Munro had handled two Russian defectors-in-place and knew the incessant strahl that begins to wear at the nerves after a few weeks of subterfuge and secrecy.
“I got my chance,” she said at length. “Three days ago. The meeting of early July. I was nearly caught.”
Munro was tense. Whatever she might think about her being trusted within the Party machine, no one, no one at all, is ever really trusted in Moscow politics. She was walking a high wire; they both were. The difference was, he had a net: his diplomatic status.

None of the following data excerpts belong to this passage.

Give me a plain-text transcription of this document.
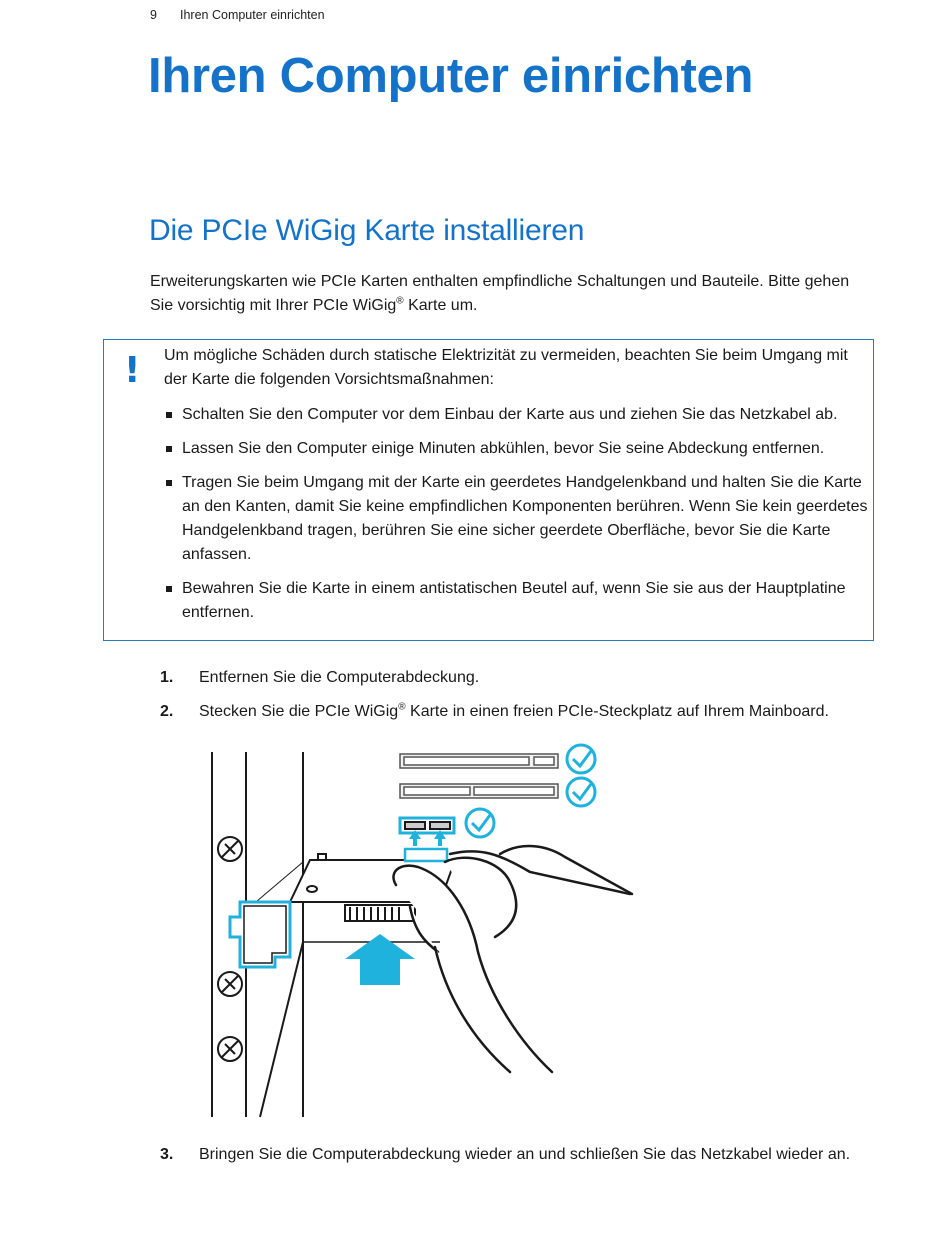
9 Ihren Computer einrichten
Ihren Computer einrichten
Die PCIe WiGig Karte installieren

Erweiterungskarten wie PCIe Karten enthalten empfindliche Schaltungen und Bauteile. Bitte gehen Sie vorsichtig mit Ihrer PCIe WiGig® Karte um.

! Um mögliche Schäden durch statische Elektrizität zu vermeiden, beachten Sie beim Umgang mit der Karte die folgenden Vorsichtsmaßnahmen:

Schalten Sie den Computer vor dem Einbau der Karte aus und ziehen Sie das Netzkabel ab.
Lassen Sie den Computer einige Minuten abkühlen, bevor Sie seine Abdeckung entfernen.
Tragen Sie beim Umgang mit der Karte ein geerdetes Handgelenkband und halten Sie die Karte an den Kanten, damit Sie keine empfindlichen Komponenten berühren. Wenn Sie kein geerdetes Handgelenkband tragen, berühren Sie eine sicher geerdete Oberfläche, bevor Sie die Karte anfassen.
Bewahren Sie die Karte in einem antistatischen Beutel auf, wenn Sie sie aus der Hauptplatine entfernen.
1. Entfernen Sie die Computerabdeckung.
2. Stecken Sie die PCIe WiGig® Karte in einen freien PCIe-Steckplatz auf Ihrem Mainboard.
3. Bringen Sie die Computerabdeckung wieder an und schließen Sie das Netzkabel wieder an.
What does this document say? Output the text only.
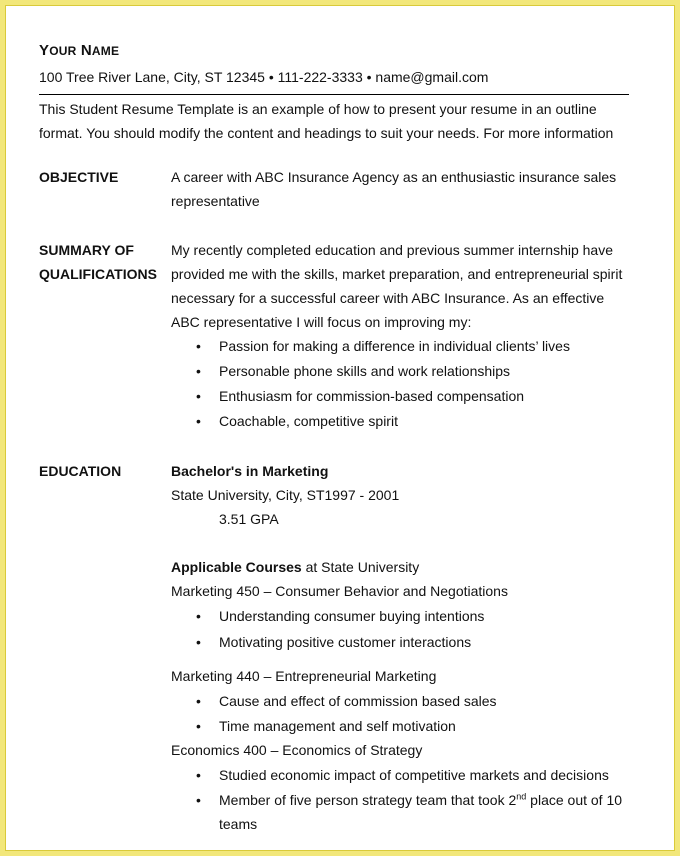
YOUR NAME
100 Tree River Lane, City, ST 12345 • 111-222-3333 • name@gmail.com
This Student Resume Template is an example of how to present your resume in an outline format. You should modify the content and headings to suit your needs. For more information
OBJECTIVE	A career with ABC Insurance Agency as an enthusiastic insurance sales
representative
SUMMARY OF
QUALIFICATIONS
My recently completed education and previous summer internship have
provided me with the skills, market preparation, and entrepreneurial spirit
necessary for a successful career with ABC Insurance. As an effective
ABC representative I will focus on improving my:
• Passion for making a difference in individual clients’ lives
• Personable phone skills and work relationships
• Enthusiasm for commission-based compensation
• Coachable, competitive spirit
EDUCATION	Bachelor's in Marketing
State University, City, ST1997 - 2001
3.51 GPA
Applicable Courses at State University
Marketing 450 – Consumer Behavior and Negotiations
• Understanding consumer buying intentions
• Motivating positive customer interactions
Marketing 440 – Entrepreneurial Marketing
• Cause and effect of commission based sales
• Time management and self motivation
Economics 400 – Economics of Strategy
• Studied economic impact of competitive markets and decisions
• Member of five person strategy team that took 2nd place out of 10
teams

“What happened?” he asked.
“Someone came in. A guard. I had just switched off the copying machine and was back at my typewriter. He was perfectly friendly. But he leaned against the machine. It was still warm. I don’t think he noticed anything. But it frightened me. That’s not all that frightened me. I couldn’t read the transcript until I got home. I was too busy feeding it into the copier. Adam, it’s awful.”
She took her car keys, unlocked the glove compartment, and extracted a fat envelope, which she handed to Munro. The moment of handover is usually the moment when the watchers pounce, if they are there; the moment when the feet pound on the gravel, the doors are torn open, the occupants dragged out. Nothing happened.
Munro glanced at his watch. Nearly ten minutes. Too long. He put the envelope in his inside breast pocket.
“I’m going to try for permission to bring you out,” he said. “You can’t
go on like this forever, even for much longer. Nor can you simply settle back to the old life, not now. Not knowing what you know. Nor can I carry on, knowing you are out in the city, knowing that we love each other. I have a leave break next month. I’m going to ask them in London then.”
This time she made no demur, a sign that her nerve was showing the first signs of breaking.